この一年のあいだ公募情報と睨めっこで過ごしていた。

少しでもチャンスがあれば、日本の教授や若手の研究者にできるだけ公募の情報を聞くようにしていた。


そんな中で思うことがある。50-60代の教授と若手の意見の齟齬だ。


教授世代の人たちは、最近は助教公募が結構出てるしあまりいい人が集まらないって意見だ。その反対に若手の人は公募/助教ポジションがない!って口を揃える。はてさて、これはどう言うことか?


おそらく、教授世代の先生たちは、公募しても「めぼしい助教が来ない」=助教候補がいない=売り手市場。だと思っていて、逆に今のポスドクや博士学生は公募を見てもここに「行ったら論文も出せず任期が終わりそう」という公募が多く=出さない=いいポジションがない。

ってなってるんじゃないかなというのが個人的な感想である。いろんな友人と話して大体この結論になるし、多分間違ってないと思う。


つまり、一部の公募を除いて、人件費と場所はあるけど、研究ができそうになくその後が危ないから応募者が集まらないのだろう。


任期付きでその3-5年後にほぼ確実に異動を求められる助教ポジションなのに、教授が論文を出す能力が低いラボだったり、装置や研究費が当たらなそうな大学が助教を公募しまくっているなあと感じる。そしてここ5-10年のあいだにそのポジションについた人たちがどうなったかを見ている。おいそれと簡単に前任者が潰れたポジションには行けない。


これは個人的には選択と集中の弊害だと思う。中堅大学の基盤的な運営資金や競争的資金の獲得状況やオンラインで読める論文の本数など、集中投資をうける選ばれし大学との格差が大きすぎる。当然、助教・ポスドクの段階から選ばれし大学に居続けたほうが、論文は出せるし相対的にやる気のあって質のいい学生と研究ができる。中堅以下の大学で助教を開始して、准教授に昇進できる例はまれで、大体選ばれしいい大学の助教が准教授として着任してくるため中堅以下の大学の助教はほんとうに行き場がなくなることが多い。


むかしから、東大京大が強いことは疑いようがない。しかし化学の分野では意外とすごく有名な先生が実は地方の旧帝国大学でもない国立大学出身なことも少なくない。これは、昔の大学のシステムでは良いアイディアややる気があれば東大京大を出し抜くレベルの研究ができていたことを示しているんじゃないかなあ。


このような背景の分析はおそらく大きく間違ってないと思う。実際に地方大学は若手研究者を集めるのに苦労してるという話を聞く。

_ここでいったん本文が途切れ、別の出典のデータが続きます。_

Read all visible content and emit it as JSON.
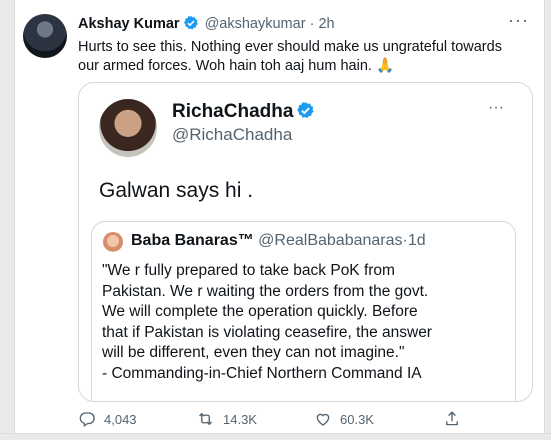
{
  "tweet": {
    "author_name": "Akshay Kumar",
    "author_handle": "@akshaykumar",
    "separator": "·",
    "time": "2h",
    "more": "···",
    "text": "Hurts to see this. Nothing ever should make us ungrateful towards our armed forces. Woh hain toh aaj hum hain. 🙏"
  },
  "quoted_tweet": {
    "author_name": "RichaChadha",
    "author_handle": "@RichaChadha",
    "more": "···",
    "text": "Galwan says hi ."
  },
  "nested_quote": {
    "author_name": "Baba Banaras™",
    "author_handle": "@RealBababanaras",
    "separator": "·",
    "time": "1d",
    "lines": [
      "\"We r fully prepared to take back PoK from",
      "Pakistan. We r waiting the orders from the govt.",
      "We will complete the operation quickly. Before",
      "that if Pakistan is violating ceasefire, the answer",
      "will be different, even they can not imagine.\"",
      "- Commanding-in-Chief Northern Command IA"
    ]
  },
  "actions": {
    "replies": "4,043",
    "retweets": "14.3K",
    "likes": "60.3K"
  },
  "colors": {
    "verified": "#1d9bf0",
    "secondary_text": "#536471",
    "border": "#cfd9de"
  },
  "icons": [
    "verified-badge-icon",
    "more-icon",
    "reply-icon",
    "retweet-icon",
    "like-icon",
    "share-icon"
  ]
}
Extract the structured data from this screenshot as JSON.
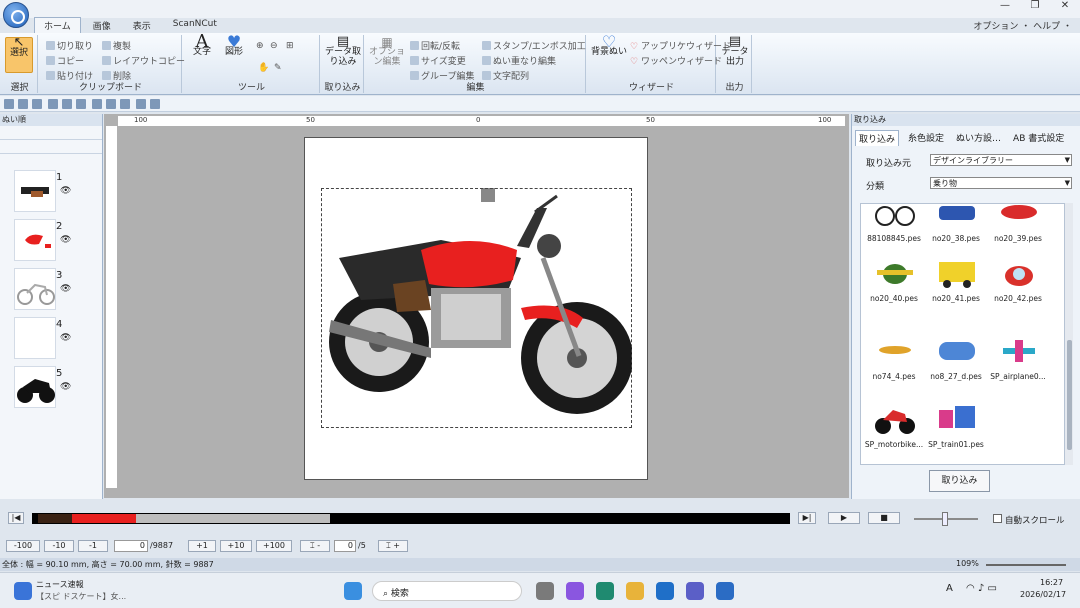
{
  "tabs": [
    "ホーム",
    "画像",
    "表示",
    "ScanNCut"
  ],
  "window_controls": [
    "—",
    "❐",
    "✕"
  ],
  "option_help": "オプション ・ ヘルプ ・",
  "ribbon": {
    "select": "選択",
    "select_group": "選択",
    "cut": "切り取り",
    "copy": "コピー",
    "paste": "貼り付け",
    "duplicate": "複製",
    "layout_copy": "レイアウトコピー",
    "delete": "削除",
    "clipboard_group": "クリップボード",
    "text": "文字",
    "shape": "図形",
    "tools_group": "ツール",
    "data_import": "データ取り込み",
    "import_group": "取り込み",
    "option_edit": "オプション編集",
    "rotate_flip": "回転/反転",
    "size_change": "サイズ変更",
    "group_edit": "グループ編集",
    "stamp": "スタンプ/エンボス加工",
    "overlap_edit": "ぬい重なり編集",
    "text_array": "文字配列",
    "edit_group": "編集",
    "fill_stitch": "背景ぬい",
    "applique_wizard": "アップリケウィザード",
    "patch_wizard": "ワッペンウィザード",
    "wizard_group": "ウィザード",
    "data_output": "データ出力",
    "output_group": "出力"
  },
  "left_panel": {
    "title": "ぬい順",
    "items": [
      {
        "number": "1"
      },
      {
        "number": "2"
      },
      {
        "number": "3"
      },
      {
        "number": "4"
      },
      {
        "number": "5"
      }
    ]
  },
  "ruler": {
    "labels": [
      "100",
      "50",
      "0",
      "50",
      "100"
    ]
  },
  "right_panel": {
    "title": "取り込み",
    "tabs": [
      "取り込み",
      "糸色設定",
      "ぬい方設…",
      "AB 書式設定"
    ],
    "source_label": "取り込み元",
    "source_value": "デザインライブラリー",
    "category_label": "分類",
    "category_value": "乗り物",
    "library": [
      "88108845.pes",
      "no20_38.pes",
      "no20_39.pes",
      "no20_40.pes",
      "no20_41.pes",
      "no20_42.pes",
      "no74_4.pes",
      "no8_27_d.pes",
      "SP_airplane0...",
      "SP_motorbike...",
      "SP_train01.pes"
    ],
    "import_button": "取り込み"
  },
  "step_controls": {
    "buttons": [
      "-100",
      "-10",
      "-1",
      "+1",
      "+10",
      "+100"
    ],
    "stitch_value": "0",
    "stitch_total": "/9887",
    "color_value": "0",
    "color_total": "/5",
    "autoscroll": "自動スクロール"
  },
  "status": {
    "text": "全体 : 幅 = 90.10 mm, 高さ = 70.00 mm, 針数 = 9887",
    "zoom": "109%"
  },
  "taskbar": {
    "news_title": "ニュース速報",
    "news_sub": "【スピ ドスケート】女...",
    "search": "検索",
    "time": "16:27",
    "date": "2026/02/17",
    "ime": "A"
  },
  "colors": {
    "accent": "#2b6cc4",
    "timeline_red": "#e8201f",
    "timeline_brown": "#3a2214"
  }
}
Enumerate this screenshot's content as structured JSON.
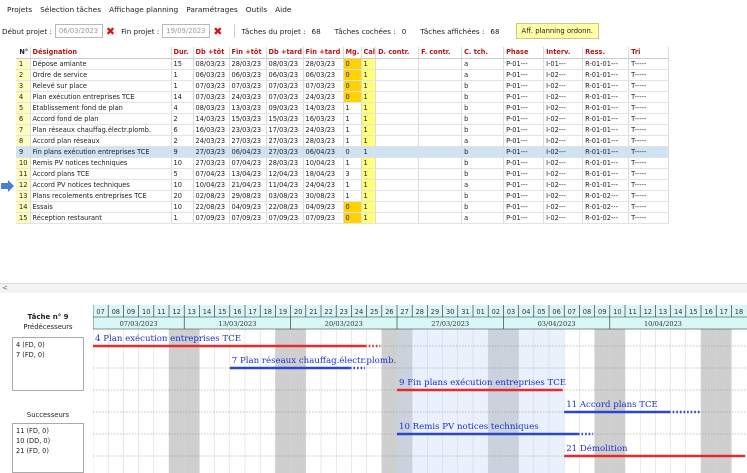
{
  "menu": [
    "Projets",
    "Sélection tâches",
    "Affichage planning",
    "Paramétrages",
    "Outils",
    "Aide"
  ],
  "toolbar": {
    "debut_label": "Début projet :",
    "debut_value": "06/03/2023",
    "fin_label": "Fin projet :",
    "fin_value": "19/09/2023",
    "taches_projet_label": "Tâches du projet :",
    "taches_projet_value": "68",
    "taches_cochees_label": "Tâches cochées :",
    "taches_cochees_value": "0",
    "taches_affichees_label": "Tâches affichées :",
    "taches_affichees_value": "68",
    "aff_button": "Aff. planning ordonn."
  },
  "table": {
    "columns": [
      "N°",
      "Désignation",
      "Dur.",
      "Db +tôt",
      "Fin +tôt",
      "Db +tard",
      "Fin +tard",
      "Mg.",
      "Cal",
      "D. contr.",
      "F. contr.",
      "C. tch.",
      "Phase",
      "Interv.",
      "Ress.",
      "Tri"
    ],
    "selected_row": 8,
    "rows": [
      [
        "1",
        "Dépose amiante",
        "15",
        "08/03/23",
        "28/03/23",
        "08/03/23",
        "28/03/23",
        "0",
        "1",
        "",
        "",
        "a",
        "P-01---",
        "I-01---",
        "R-01-01---",
        "T-----"
      ],
      [
        "2",
        "Ordre de service",
        "1",
        "06/03/23",
        "06/03/23",
        "06/03/23",
        "06/03/23",
        "0",
        "1",
        "",
        "",
        "a",
        "P-01---",
        "I-02---",
        "R-01-01---",
        "T-----"
      ],
      [
        "3",
        "Relevé sur place",
        "1",
        "07/03/23",
        "07/03/23",
        "07/03/23",
        "07/03/23",
        "0",
        "1",
        "",
        "",
        "b",
        "P-01---",
        "I-02---",
        "R-01-01---",
        "T-----"
      ],
      [
        "4",
        "Plan exécution entreprises TCE",
        "14",
        "07/03/23",
        "24/03/23",
        "07/03/23",
        "24/03/23",
        "0",
        "1",
        "",
        "",
        "b",
        "P-01---",
        "I-02---",
        "R-01-01---",
        "T-----"
      ],
      [
        "5",
        "Etablissement fond de plan",
        "4",
        "08/03/23",
        "13/03/23",
        "09/03/23",
        "14/03/23",
        "1",
        "1",
        "",
        "",
        "b",
        "P-01---",
        "I-02---",
        "R-01-01---",
        "T-----"
      ],
      [
        "6",
        "Accord fond de plan",
        "2",
        "14/03/23",
        "15/03/23",
        "15/03/23",
        "16/03/23",
        "1",
        "1",
        "",
        "",
        "b",
        "P-01---",
        "I-02---",
        "R-01-01---",
        "T-----"
      ],
      [
        "7",
        "Plan réseaux chauffag.électr.plomb.",
        "6",
        "16/03/23",
        "23/03/23",
        "17/03/23",
        "24/03/23",
        "1",
        "1",
        "",
        "",
        "b",
        "P-01---",
        "I-02---",
        "R-01-01---",
        "T-----"
      ],
      [
        "8",
        "Accord plan réseaux",
        "2",
        "24/03/23",
        "27/03/23",
        "27/03/23",
        "28/03/23",
        "1",
        "1",
        "",
        "",
        "a",
        "P-01---",
        "I-02---",
        "R-01-01---",
        "T-----"
      ],
      [
        "9",
        "Fin plans exécution entreprises TCE",
        "9",
        "27/03/23",
        "06/04/23",
        "27/03/23",
        "06/04/23",
        "0",
        "1",
        "",
        "",
        "b",
        "P-01---",
        "I-02---",
        "R-01-01---",
        "T-----"
      ],
      [
        "10",
        "Remis PV notices techniques",
        "10",
        "27/03/23",
        "07/04/23",
        "28/03/23",
        "10/04/23",
        "1",
        "1",
        "",
        "",
        "b",
        "P-01---",
        "I-02---",
        "R-01-01---",
        "T-----"
      ],
      [
        "11",
        "Accord plans TCE",
        "5",
        "07/04/23",
        "13/04/23",
        "12/04/23",
        "18/04/23",
        "3",
        "1",
        "",
        "",
        "b",
        "P-01---",
        "I-02---",
        "R-01-01---",
        "T-----"
      ],
      [
        "12",
        "Accord PV notices techniques",
        "10",
        "10/04/23",
        "21/04/23",
        "11/04/23",
        "24/04/23",
        "1",
        "1",
        "",
        "",
        "a",
        "P-01---",
        "I-02---",
        "R-01-01---",
        "T-----"
      ],
      [
        "13",
        "Plans recolements entreprises TCE",
        "20",
        "02/08/23",
        "29/08/23",
        "03/08/23",
        "30/08/23",
        "1",
        "1",
        "",
        "",
        "b",
        "P-01---",
        "I-02---",
        "R-01-02---",
        "T-----"
      ],
      [
        "14",
        "Essais",
        "10",
        "22/08/23",
        "04/09/23",
        "22/08/23",
        "04/09/23",
        "0",
        "1",
        "",
        "",
        "b",
        "P-01---",
        "I-02---",
        "R-01-02---",
        "T-----"
      ],
      [
        "15",
        "Réception restaurant",
        "1",
        "07/09/23",
        "07/09/23",
        "07/09/23",
        "07/09/23",
        "0",
        "1",
        "",
        "",
        "a",
        "P-01---",
        "I-02---",
        "R-01-02---",
        "T-----"
      ]
    ]
  },
  "task_panel": {
    "title": "Tâche n° 9",
    "predecessors_label": "Prédécesseurs",
    "predecessors": [
      "4  (FD, 0)",
      "7  (FD, 0)"
    ],
    "successors_label": "Successeurs",
    "successors": [
      "11  (FD, 0)",
      "10  (DD, 0)",
      "21  (FD, 0)"
    ]
  },
  "gantt": {
    "days": [
      "07",
      "08",
      "09",
      "10",
      "11",
      "12",
      "13",
      "14",
      "15",
      "16",
      "17",
      "18",
      "19",
      "20",
      "21",
      "22",
      "23",
      "24",
      "25",
      "26",
      "27",
      "28",
      "29",
      "30",
      "31",
      "01",
      "02",
      "03",
      "04",
      "05",
      "06",
      "07",
      "08",
      "09",
      "10",
      "11",
      "12",
      "13",
      "14",
      "15",
      "16",
      "17",
      "18"
    ],
    "weeks": [
      {
        "label": "07/03/2023",
        "start": 0
      },
      {
        "label": "13/03/2023",
        "start": 6
      },
      {
        "label": "20/03/2023",
        "start": 13
      },
      {
        "label": "27/03/2023",
        "start": 20
      },
      {
        "label": "03/04/2023",
        "start": 27
      },
      {
        "label": "10/04/2023",
        "start": 34
      }
    ],
    "weekend_days": [
      5,
      6,
      12,
      13,
      19,
      20,
      26,
      27,
      33,
      34,
      40,
      41
    ],
    "tasks": [
      {
        "label": "4 Plan exécution entreprises TCE",
        "start": 0,
        "end": 17.9,
        "dots_end": 18.9,
        "lane": 0,
        "color": "#e52b2b"
      },
      {
        "label": "7 Plan réseaux chauffag.électr.plomb.",
        "start": 9,
        "end": 16.9,
        "dots_end": 17.9,
        "lane": 1,
        "color": "#2b46c9"
      },
      {
        "label": "9 Fin plans exécution entreprises TCE",
        "start": 20,
        "end": 30.9,
        "dots_end": 30.9,
        "lane": 2,
        "color": "#e52b2b"
      },
      {
        "label": "11 Accord plans TCE",
        "start": 31,
        "end": 37.9,
        "dots_end": 39.9,
        "lane": 3,
        "color": "#2b46c9"
      },
      {
        "label": "10 Remis PV notices techniques",
        "start": 20,
        "end": 31.9,
        "dots_end": 32.9,
        "lane": 4,
        "color": "#2b46c9"
      },
      {
        "label": "21 Démolition",
        "start": 31,
        "end": 42.9,
        "dots_end": 42.9,
        "lane": 5,
        "color": "#e52b2b"
      }
    ]
  }
}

そんな地方大学に人を集める方法は、助教をPIにしてスタートアップを1000万つけて、テニュアトラックで5-7年後にかなりの確率で准教授にできるなど、ほかの大学よりも魅力的な若手ポジションと未来を示すことなんじゃないかな。


そんなこと考えていたら、助教1年更新最大5年の地方私立大学の公募が流れてきた。そして某旧帝国大学はノーベル賞クラスの研究者をこれまでに例のないほど高い給料で外部から引き抜くプランを打ち出したらしい。一人の研究者にさらにお金をつぎ込むのはアメリカのような数多くの大学が一流の研究をしていて潤沢な資金を持つ国ならいざ知らず、ただでさえ研究費が偏っているうえに全体の大学運営費が減っている日本でやることなのだろうか。


どこまでも改善されずに落ちていく。50-60代の教授たちは勝ち逃げでいいよなあ。